日銀が1日発表した6月の全国企業短期経済観測調査(短観)は企業の景況感を示す業況判断指数(DI)が大企業製造業でプラス15となり、前回3月調査から3ポイント改善した。改善は3四半期ぶりで、消費増税前の駆け込み需要があった2014年3月調査以来の高水準だった。好業績を背景に企業が設備投資に積極的になっており、設備関連の業種を中心に景況感の改善が進んでいる。
業況判断DIは景況感が「良い」と答えた企業の割合から「悪い」と答えた企業の割合を引いた値。QUICKが集計した市場予想の中央値(プラス12)を上回った。
業種別では、設備投資に関係する生産用機械、業務用機械、電気機械で大幅に改善した。
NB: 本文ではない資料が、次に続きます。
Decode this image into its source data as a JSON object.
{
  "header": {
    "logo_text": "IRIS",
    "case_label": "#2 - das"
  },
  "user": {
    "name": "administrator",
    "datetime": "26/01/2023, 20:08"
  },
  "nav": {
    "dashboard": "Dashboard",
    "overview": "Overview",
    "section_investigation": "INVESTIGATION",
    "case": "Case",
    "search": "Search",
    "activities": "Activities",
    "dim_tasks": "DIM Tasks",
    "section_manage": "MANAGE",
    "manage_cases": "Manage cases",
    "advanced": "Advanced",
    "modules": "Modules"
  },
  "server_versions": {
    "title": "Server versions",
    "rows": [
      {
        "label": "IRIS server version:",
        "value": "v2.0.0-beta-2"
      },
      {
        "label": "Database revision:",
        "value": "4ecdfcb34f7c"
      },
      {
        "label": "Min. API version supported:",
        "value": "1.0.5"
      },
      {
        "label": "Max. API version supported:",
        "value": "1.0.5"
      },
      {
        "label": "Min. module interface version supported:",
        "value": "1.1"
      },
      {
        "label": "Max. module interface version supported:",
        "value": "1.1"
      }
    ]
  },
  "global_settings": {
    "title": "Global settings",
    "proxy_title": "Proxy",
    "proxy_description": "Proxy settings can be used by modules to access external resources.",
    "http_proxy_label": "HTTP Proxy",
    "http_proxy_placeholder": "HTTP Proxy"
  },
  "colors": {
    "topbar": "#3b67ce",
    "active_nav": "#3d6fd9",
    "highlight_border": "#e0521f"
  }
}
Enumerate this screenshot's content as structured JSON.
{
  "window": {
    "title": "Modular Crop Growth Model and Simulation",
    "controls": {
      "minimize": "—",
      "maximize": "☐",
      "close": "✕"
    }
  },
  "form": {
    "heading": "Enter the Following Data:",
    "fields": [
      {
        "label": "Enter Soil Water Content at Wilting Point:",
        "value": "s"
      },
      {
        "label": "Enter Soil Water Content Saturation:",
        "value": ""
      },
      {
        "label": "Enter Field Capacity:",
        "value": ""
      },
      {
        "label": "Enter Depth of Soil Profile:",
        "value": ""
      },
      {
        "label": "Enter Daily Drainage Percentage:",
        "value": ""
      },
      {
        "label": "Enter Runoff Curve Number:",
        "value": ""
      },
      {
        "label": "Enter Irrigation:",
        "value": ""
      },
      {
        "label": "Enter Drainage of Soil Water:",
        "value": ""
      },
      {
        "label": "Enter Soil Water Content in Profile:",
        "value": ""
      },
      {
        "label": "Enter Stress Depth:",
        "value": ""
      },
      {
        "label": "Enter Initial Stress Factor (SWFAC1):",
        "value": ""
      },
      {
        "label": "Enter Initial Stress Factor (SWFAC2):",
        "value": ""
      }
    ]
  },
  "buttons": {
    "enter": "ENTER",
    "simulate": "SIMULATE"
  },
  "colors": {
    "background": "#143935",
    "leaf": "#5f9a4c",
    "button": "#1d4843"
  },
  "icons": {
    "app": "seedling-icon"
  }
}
アジアや欧州など海外景気の先行きが不透明なのを受け、自動車や鉄鋼などの景況感は悪化した。
大企業製造業の15年度の設備投資計画は前年度比18.7%の大幅増となった。6月調査としては04年度の20.4%以来、11年ぶりの伸び。これまで控えてきた生産能力増強のための投資も増え始めたという。
大企業非製造業の景況感は前回調査を4ポイント上回るプラス23で14年3月以来の高水準となった。訪日外国人の増加で小売りや宿泊・飲食サービスなどの景況感が改善した。原油安で燃料コストが下がった運輸・郵便などでも改善の動きが広がった。
一方、中小製造業のDIは3月調査より1ポイント低いゼロで3四半期ぶりに悪化。非製造業は3月調査を1ポイント上回るプラス4にとどまった。製造業では自動車輸出の不振が、下請けの部品メーカーの景況感を暗くしている。
先行きの業況見通しはまだら模様だ。3カ月後の見通しは大企業製造業でプラス16と、足元判断から1ポイント改善する。一方、非製造業はプラス21で、足元から2ポイント悪化する。中小企業にも慎重な見方が目立つ。
大企業製造業が15年度の事業計画の前提としている想定為替レートは1ドル=115円62銭だった。3月調査の111円81銭から4円近く円安・ドル高方向に修正された。